Mr. Saito explained the details by business segment. As for fuel-efficient aircraft, as already announced, a large Airbus A350-1000 is scheduled to be introduced on the Haneda-New York route this winter, and nine aircraft are planned to be introduced by the end of FY2013. The renewal will improve fuel efficiency per aircraft by about 20%, and the ratio of new Airbus A350s and Boeing 787s will be increased from 29% in FY19 to 47% by the end of FY25.
Another major point is the introduction of dedicated cargo aircraft. Three Boeing 767-300ERs currently in passenger service will be upgraded, with two to be operated as dedicated cargo aircraft by the end of FY2011 and one in FY2012. In addition, through a partnership with Yamato HD, the company will begin operating an Airbus A321 aircraft exclusively for cargo in FY2012. The decision to introduce this aircraft was based on the growth of e-commerce and the 2024 issue for parcel delivery. The company intends to operate the aircraft mainly for domestic use during the daytime and utilize it for e-commerce demand in East Asia during the nighttime. He explained that by doing so, the company hopes to bring its revenue from cargo mail, which is expected to decline to 172 billion yen in FY2011 due to a decrease in the volume of cargo handled, back to the 200 billion yen level again.
During the Q&A session, when asked about the outlook for future air passenger demand, Mr. Akasaka responded that domestic demand has mostly recovered, especially for tourism, but international demand “has not fully returned. He stated that unit prices have risen, partly due to the steep rise in fuel surcharges, and although international passenger revenues in the FY2011 forecast itself are higher than before the Corona, the situation cannot be said to have recovered yet. The company also believes that tourism demand is recovering strongly, but that business demand is still a bit weak.

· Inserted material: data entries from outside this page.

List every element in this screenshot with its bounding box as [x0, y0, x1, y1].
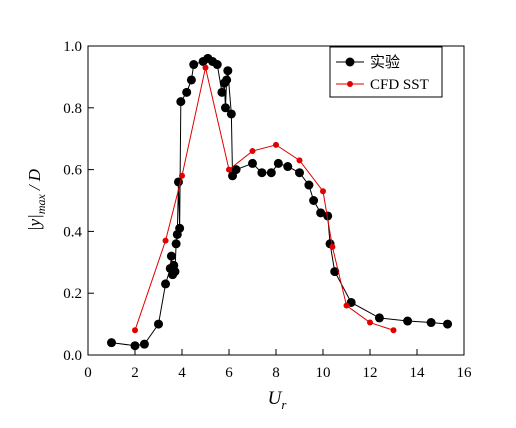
data-point: [309, 196, 319, 205]
x-tick-label: 10: [316, 365, 331, 381]
data-point: [426, 318, 436, 328]
data-point: [179, 172, 185, 179]
series-line: [134, 67, 394, 331]
x-tick-label: 8: [272, 365, 280, 381]
data-point: [170, 267, 180, 277]
data-point: [189, 60, 199, 70]
y-axis-label: |y|max / D: [25, 168, 48, 231]
y-tick-label: 0.0: [63, 348, 82, 364]
legend-marker: [345, 57, 355, 67]
data-point: [249, 148, 256, 155]
data-point: [223, 66, 233, 76]
data-point: [316, 208, 326, 218]
data-point: [273, 158, 283, 168]
y-tick-label: 0.4: [63, 224, 82, 240]
data-point: [202, 64, 209, 71]
legend-box: [329, 46, 443, 98]
x-tick-label: 2: [131, 365, 139, 381]
data-point: [154, 319, 163, 329]
data-point: [248, 158, 257, 168]
data-point: [343, 302, 350, 309]
data-point: [220, 103, 230, 113]
data-point: [217, 87, 227, 97]
data-point: [162, 237, 169, 244]
data-point: [186, 75, 196, 85]
data-point: [320, 188, 326, 195]
x-tick-label: 12: [363, 365, 378, 381]
data-point: [132, 327, 138, 334]
legend-label: CFD SST: [370, 77, 429, 93]
y-tick-label: 1.0: [63, 39, 82, 55]
x-axis-label: Ur: [268, 388, 288, 412]
x-tick-label: 6: [225, 365, 233, 381]
data-point: [330, 267, 340, 277]
data-point: [175, 223, 185, 233]
data-point: [182, 87, 192, 97]
data-point: [166, 251, 176, 261]
data-point: [374, 313, 384, 323]
data-point: [304, 180, 314, 190]
data-point: [295, 168, 304, 178]
y-label-main: |y|: [25, 214, 44, 231]
data-point: [329, 243, 336, 250]
data-point: [257, 168, 267, 178]
data-point: [323, 211, 333, 221]
x-label-sub: r: [281, 397, 287, 412]
legend-label: 实验: [370, 54, 400, 71]
data-point: [296, 157, 303, 164]
y-tick-label: 0.6: [63, 163, 82, 179]
data-point: [266, 168, 276, 178]
y-label-tail: / D: [25, 168, 44, 191]
data-point: [367, 319, 373, 326]
data-point: [107, 338, 116, 348]
data-point: [273, 141, 279, 148]
data-point: [283, 162, 293, 172]
data-point: [226, 166, 232, 173]
data-point: [226, 109, 236, 119]
data-point: [171, 239, 181, 249]
data-point: [231, 165, 241, 175]
data-point: [212, 60, 222, 70]
x-tick-label: 16: [457, 365, 473, 381]
data-point: [139, 339, 149, 349]
data-point: [403, 316, 413, 326]
data-point: [390, 327, 397, 334]
series-line: [111, 57, 448, 347]
data-point: [176, 97, 186, 107]
y-label-sub: max: [34, 194, 48, 215]
x-tick-label: 14: [410, 365, 426, 381]
x-tick-label: 0: [84, 365, 92, 381]
data-point: [130, 341, 140, 351]
y-tick-label: 0.2: [63, 286, 82, 302]
data-point: [443, 319, 453, 329]
legend-marker: [347, 81, 353, 87]
x-tick-label: 4: [178, 365, 186, 381]
y-tick-label: 0.8: [63, 101, 82, 117]
x-label-main: U: [268, 388, 283, 409]
data-point: [161, 279, 171, 289]
data-point: [222, 75, 232, 85]
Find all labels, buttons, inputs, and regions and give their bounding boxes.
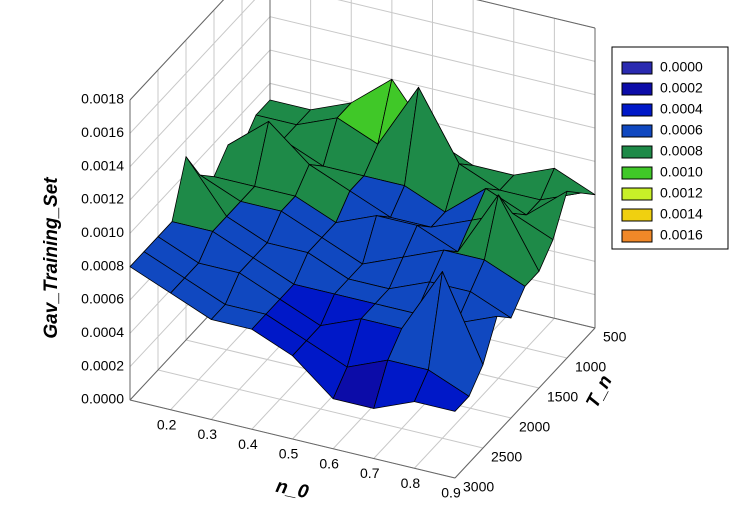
legend-label: 0.0000 [660, 59, 703, 75]
legend-label: 0.0010 [660, 164, 703, 180]
axes-labels: 0.0000 0.0002 0.0004 0.0006 0.0008 0.0010 0.00… [81, 91, 626, 501]
legend-label: 0.0012 [660, 185, 703, 201]
legend-label: 0.0014 [660, 206, 703, 222]
x-tick-label: 0.9 [441, 485, 461, 501]
legend-swatch [621, 103, 653, 117]
legend-label: 0.0008 [660, 143, 703, 159]
z-tick-label: 0.0016 [81, 124, 124, 140]
legend-swatch [621, 145, 653, 159]
z-tick-label: 0.0004 [81, 324, 124, 340]
x-tick-label: 0.4 [238, 436, 258, 452]
y-tick-label: 500 [603, 329, 627, 345]
legend-label: 0.0004 [660, 101, 703, 117]
x-tick-label: 0.5 [279, 446, 299, 462]
z-tick-label: 0.0014 [81, 157, 124, 173]
y-tick-label: 1500 [547, 389, 578, 405]
legend-label: 0.0002 [660, 80, 703, 96]
z-tick-label: 0.0018 [81, 91, 124, 107]
y-tick-label: 2500 [491, 449, 522, 465]
legend-swatch [621, 187, 653, 201]
surface-patch [413, 369, 470, 412]
legend-swatch [621, 124, 653, 138]
x-tick-label: 0.2 [157, 416, 177, 432]
legend-swatch [621, 82, 653, 96]
x-tick-label: 0.7 [360, 465, 380, 481]
legend: 0.0000 0.0002 0.0004 0.0006 0.0008 0.0010 0.00… [621, 59, 703, 243]
grid-line [129, 0, 596, 134]
axis-edge [129, 399, 456, 479]
y-tick-label: 2000 [519, 419, 550, 435]
legend-swatch [621, 61, 653, 75]
x-tick-label: 0.6 [319, 455, 339, 471]
y-tick-label: 1000 [575, 359, 606, 375]
x-tick-label: 0.8 [401, 475, 421, 491]
axis-edge [476, 0, 596, 29]
z-axis-title: Gav_Training_Set [41, 177, 62, 339]
legend-label: 0.0006 [660, 122, 703, 138]
z-tick-label: 0.0002 [81, 357, 124, 373]
x-tick-label: 0.3 [198, 426, 218, 442]
z-tick-label: 0.0012 [81, 191, 124, 207]
legend-swatch [621, 166, 653, 180]
legend-swatch [621, 229, 653, 243]
y-tick-label: 3000 [463, 479, 494, 495]
z-tick-label: 0.0010 [81, 224, 124, 240]
legend-swatch [621, 208, 653, 222]
legend-label: 0.0016 [660, 227, 703, 243]
axis-edge [129, 0, 225, 101]
z-tick-label: 0.0008 [81, 257, 124, 273]
z-tick-label: 0.0006 [81, 291, 124, 307]
axis-edge [454, 327, 596, 479]
z-tick-label: 0.0000 [81, 391, 124, 407]
surface [129, 78, 596, 412]
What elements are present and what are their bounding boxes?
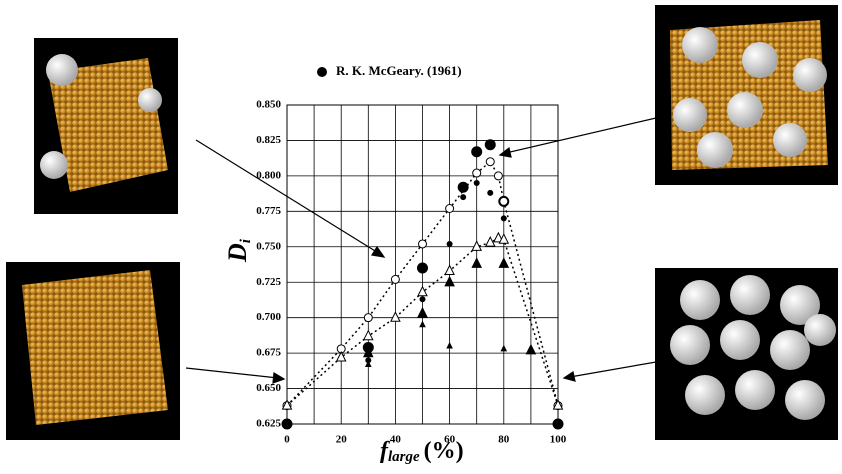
point [390,274,400,284]
point [487,189,494,196]
point [444,264,455,275]
y-axis-label: Di [223,238,254,263]
point [362,346,374,358]
point [457,181,469,193]
point [460,194,467,201]
x-tick-label: 100 [550,434,567,446]
x-tick-label: 80 [498,434,510,446]
point [419,320,426,328]
x-label-main: f [380,438,390,464]
point [363,313,373,323]
point [419,296,426,303]
point [485,157,495,167]
y-tick-label: 0.700 [256,311,281,323]
plot: 0.625 0.650 0.675 0.700 0.725 0.750 0.775 0.800… [256,99,567,446]
y-tick-label: 0.725 [256,276,281,288]
point [362,329,374,341]
y-tick-label: 0.675 [256,347,281,359]
image-top-left [34,38,178,214]
point [335,350,347,362]
point [498,233,510,244]
point [552,418,564,430]
x-label-suffix: (%) [424,438,464,464]
x-axis-label: flarge (%) [380,438,464,466]
point [390,311,401,322]
point [493,171,503,181]
y-tick-label: 0.750 [256,240,281,252]
point [499,196,509,206]
y-tick-label: 0.625 [256,418,281,430]
y-tick-label: 0.775 [256,205,281,217]
point [417,306,428,318]
point [500,215,507,222]
point [484,236,496,247]
point [552,399,564,410]
point [446,341,453,349]
point [498,257,510,268]
image-top-right [655,5,838,185]
legend-label: R. K. McGeary. (1961) [336,63,462,78]
legend-marker [317,67,327,77]
image-bottom-right [655,268,838,440]
point [444,275,455,287]
x-tick-label: 40 [390,434,402,446]
y-label-main: D [223,243,252,263]
x-tick-label: 0 [284,434,290,446]
y-tick-label: 0.650 [256,382,281,394]
point [446,240,453,247]
y-tick-label: 0.800 [256,169,281,181]
image-bottom-left [6,262,180,440]
point [417,285,428,297]
point [473,179,480,186]
point [281,418,293,430]
x-tick-label: 60 [444,434,456,446]
y-label-sub: i [238,238,254,243]
point [471,257,483,268]
y-tick-label: 0.825 [256,134,281,146]
point [472,168,482,178]
point [281,399,293,410]
point [417,262,428,274]
point [525,343,537,355]
point [418,239,427,249]
point [471,240,483,251]
point [484,139,496,151]
x-label-sub: large [388,449,420,465]
point [471,146,483,158]
point [500,344,508,352]
point [364,360,372,367]
point [445,203,455,213]
x-tick-label: 20 [336,434,348,446]
arrows [185,117,657,384]
y-tick-label: 0.850 [256,99,281,111]
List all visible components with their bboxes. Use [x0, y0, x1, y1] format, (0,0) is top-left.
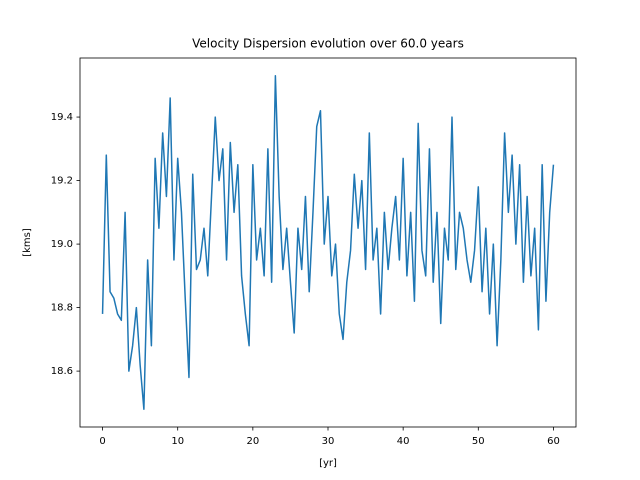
- plot-frame: [79, 57, 577, 428]
- chart-title: Velocity Dispersion evolution over 60.0 …: [192, 37, 464, 51]
- y-tick-label: 19.0: [51, 239, 73, 250]
- y-axis-label: [kms]: [22, 228, 33, 257]
- y-tick-label: 18.8: [51, 303, 73, 314]
- data-line: [101, 75, 555, 410]
- y-tick-label: 19.4: [51, 112, 73, 123]
- x-tick-label: 0: [99, 436, 105, 447]
- x-tick-label: 10: [171, 436, 184, 447]
- x-tick-label: 60: [547, 436, 560, 447]
- x-tick-label: 30: [322, 436, 335, 447]
- y-tick-label: 19.2: [51, 176, 73, 187]
- x-tick-label: 20: [246, 436, 259, 447]
- x-axis-label: [yr]: [319, 458, 337, 469]
- x-tick-label: 50: [472, 436, 485, 447]
- x-tick-label: 40: [397, 436, 410, 447]
- y-tick-label: 18.6: [51, 366, 73, 377]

When asked about the response to the “JAL Smiles Campaign” offering a flat rate of 6,600 yen for domestic flights, he first apologized for the initial system problems. He reported that although there were some stumbles at the start of the campaign, sales were very strong, with 70% of new reservations and 30% of repurchases contributing to the increase in revenue. The company said that the campaign was effective in stimulating demand during the off-season, and that it would continue to implement such campaigns in the future while keeping an eye on the situation.